If you chose a $2^{15-11}$ resolution $\mathrm{III}$ design (e.g. this design from NIST) then you will have some main effects completely confounded with two-factor interactions. This means that the run levels of some interaction effect $AB$ will be identical to some other main effect $G$. You will not be able to fit a model with both $G$ and $AB$ using the standard analysis techniques.
Consider the interaction $AB$ again. There's no reason why the main effects $A$ and $B$ would be significant if $AB$ is significant. Each effect $A$, $B$, and $AB$ describe something different. There's a principle called heredity (or hierarchy, or another name that escapes me) that says that an interaction should only exist if at least one (or both) of the main effects is significant, but this is a sort of rule of thumb.

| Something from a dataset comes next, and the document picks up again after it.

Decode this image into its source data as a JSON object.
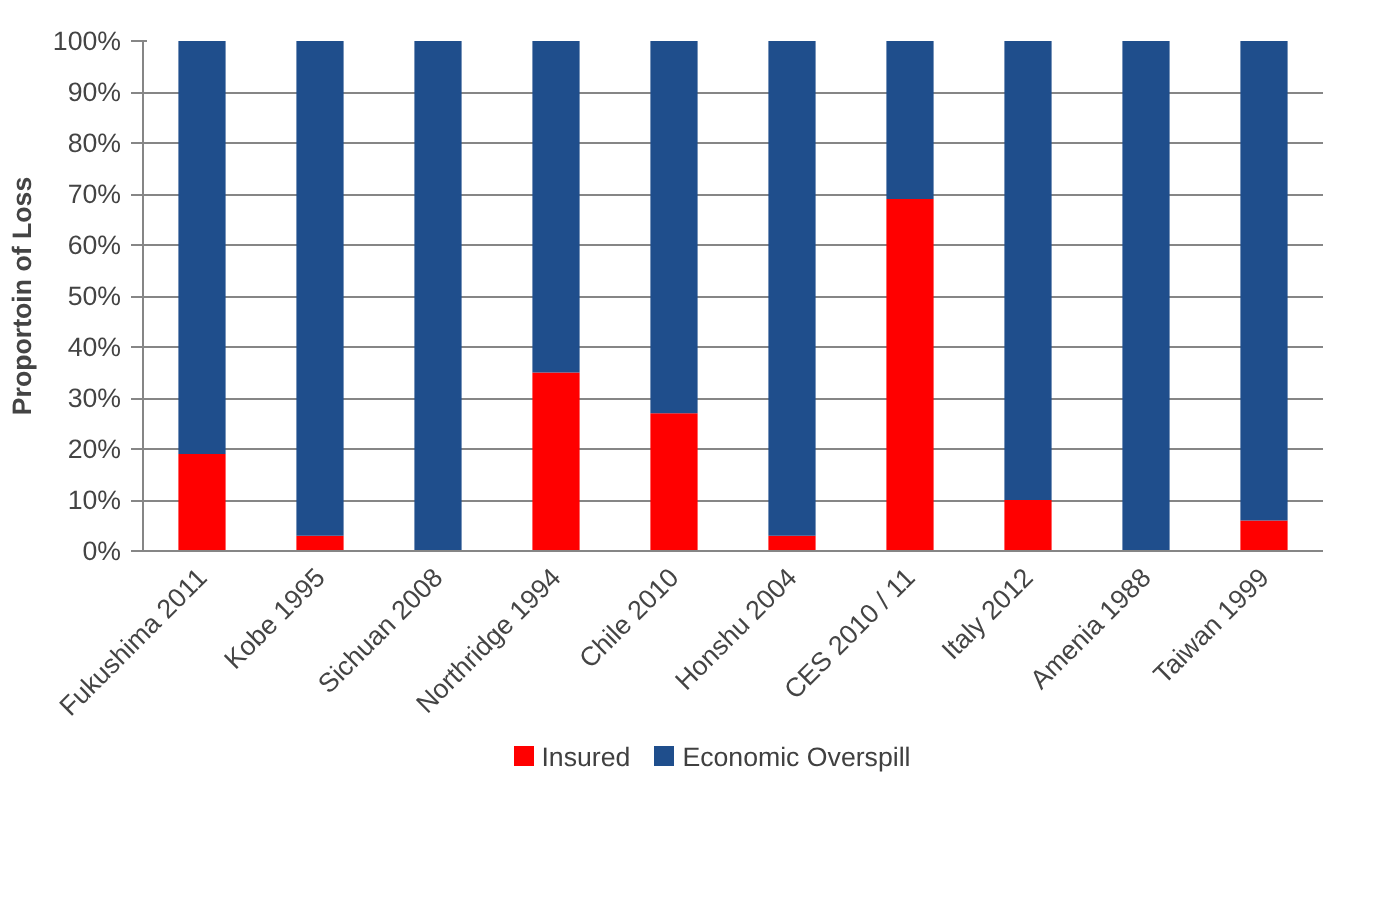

When fitting resolution $\mathrm{III}$ designs sometimes people use the heredity principal and look at the active main effects and which two-factor interactions are confounded with them. If $A$, $B$, and $G$ are significant and $G$ is confounded with $AB$ then the model with $A$,$B$, and $AB$ active but $G$ inactive may be plausible. Usually a followup experiment is conducted to disambiguate the situation.
This is all covered very thoroughly and with better examples in Design and Analysis of Experiments by Montgomery (2012). I'd suggest reviewing this text.